Tan pronto como este último vio la figura que se cernía sobre él y aquellos ojos rojos brillantes, una oleada de pánico le recorrió la espina dorsal.
Abel retrocedió cuando Joaquín se incorporó de un salto en defensa del peligro justo delante de él.
Los ojos de Joaquín estudiaron la figura del hombre de pie a la distancia de un brazo de la cama, incapaz de ver su rostro con solo la luz de la luna que brillaba a través de la ventana abierta y la puerta del balcón.
—¿Quién eres?
—preguntó Joaquín, alcanzando con precaución su espada que estaba justo cerca de la mesilla de noche.
Miles de preguntas y conclusiones revoloteaban sobre la cabeza del príncipe heredero en la situación a la que despertó.
Ya creía que Abel era un asesino enviado por Ismael.
Abel inclinó la cabeza, parpadeando dos veces con genuina sorpresa en sus ojos.
—No pareces muy preocupado por tu esposa —miró hacia la espalda de Aries, sintiéndose un poco triste por ella porque se casó con un absoluto idiota, ya que Joaquín ni siquiera miró a Aries a pesar de mencionarla.
—Tú…
—Joaquín exhaló, conteniendo su cólera mientras sus dedos tocaban la vaina de su espada.
En cuanto rozó su espada, no dudó en arrebatarla y desenvainarla, lanzándola hacia Abel al mismo tiempo que se lanzaba fuera de la cama—…
¿¡cómo te atreves a atacarme, el príncipe heredero?!
Gotas… gotas… gotas…
El aliento de Joaquín se detuvo mientras sus ojos se dilataban lentamente, retrocediendo con su espada, pero en vano.
Su mirada cayó sobre la sangre goteando en el suelo, levantando la vista hacia la mano desnuda que sostenía la hoja como si no fuera nada.
Cuando levantó la cabeza, la luz del exterior iluminó el lado izquierdo de la cara de Abel, permitiendo a Joaquín ver un poco del rostro del “asesino”.
Abel no sonreía mientras lo miraba fijamente a los ojos.
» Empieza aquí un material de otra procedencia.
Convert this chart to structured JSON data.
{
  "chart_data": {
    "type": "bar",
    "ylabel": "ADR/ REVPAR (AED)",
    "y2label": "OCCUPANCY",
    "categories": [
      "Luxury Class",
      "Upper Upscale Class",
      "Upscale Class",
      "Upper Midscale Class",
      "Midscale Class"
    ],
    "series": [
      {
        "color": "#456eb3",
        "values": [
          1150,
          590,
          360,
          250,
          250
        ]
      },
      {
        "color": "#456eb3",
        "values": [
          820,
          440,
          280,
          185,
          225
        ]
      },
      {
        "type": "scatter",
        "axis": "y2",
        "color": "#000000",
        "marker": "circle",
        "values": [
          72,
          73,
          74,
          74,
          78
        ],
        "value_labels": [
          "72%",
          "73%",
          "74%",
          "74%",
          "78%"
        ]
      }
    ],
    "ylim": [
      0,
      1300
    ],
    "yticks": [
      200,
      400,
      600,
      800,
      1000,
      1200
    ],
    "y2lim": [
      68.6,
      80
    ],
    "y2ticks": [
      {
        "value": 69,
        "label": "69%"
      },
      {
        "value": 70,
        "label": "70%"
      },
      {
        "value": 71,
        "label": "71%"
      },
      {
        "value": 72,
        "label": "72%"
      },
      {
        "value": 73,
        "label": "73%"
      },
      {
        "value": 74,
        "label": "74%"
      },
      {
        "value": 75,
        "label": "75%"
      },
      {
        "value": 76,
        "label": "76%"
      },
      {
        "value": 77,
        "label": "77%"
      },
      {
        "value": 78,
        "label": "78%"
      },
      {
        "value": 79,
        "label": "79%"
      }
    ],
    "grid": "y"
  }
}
—Lo siento, príncipe heredero —tarareó, tirando de la hoja junto con Joaquín.
En el segundo que lo hizo, levantó su mano libre y una resonante bofetada aterrizó en la mejilla del príncipe heredero.
¡CLAP!
Sorprendido por el timbre de línea plana en su oído, Joaquín ni siquiera pudo sentir su mejilla cuando otra bofetada aterrizó en el lado de su cabeza.
Tras la segunda bofetada, los ojos de Joaquín se abrieron de par en par mientras miraba a Abel con expresión vacía.
—¿Despierto ahora?
—Abel inclinó la cabeza, parpadeando casi inocentemente—.
Ocho minutos, Su Alteza.
Sus labios se curvaron mientras sus ojos se entrecerraban y brillaban amenazadoramente.
—Te presentaré los ocho minutos más largos de tu patética vida —esta vez, Abel tiró de la hoja y agarró el cuello de Joaquín con su mano libre hasta que los pies de Joaquín dejaron el suelo.
—¿Qué eres —!!
—Joaquín se debatía, sujetándose de la manga de Abel pero sin ningún resultado.
Abel lo llevó hacia fuera al balcón mientras decía en un tono perezoso:
—No podemos molestar a mi Cariño mientras tenemos una noche de chicos, Su Alteza.
Disfruta conmigo estos ocho minutos —a pesar de que Joaquín estaba en un ligero estado de shock, sabía que solo lo peor le esperaba.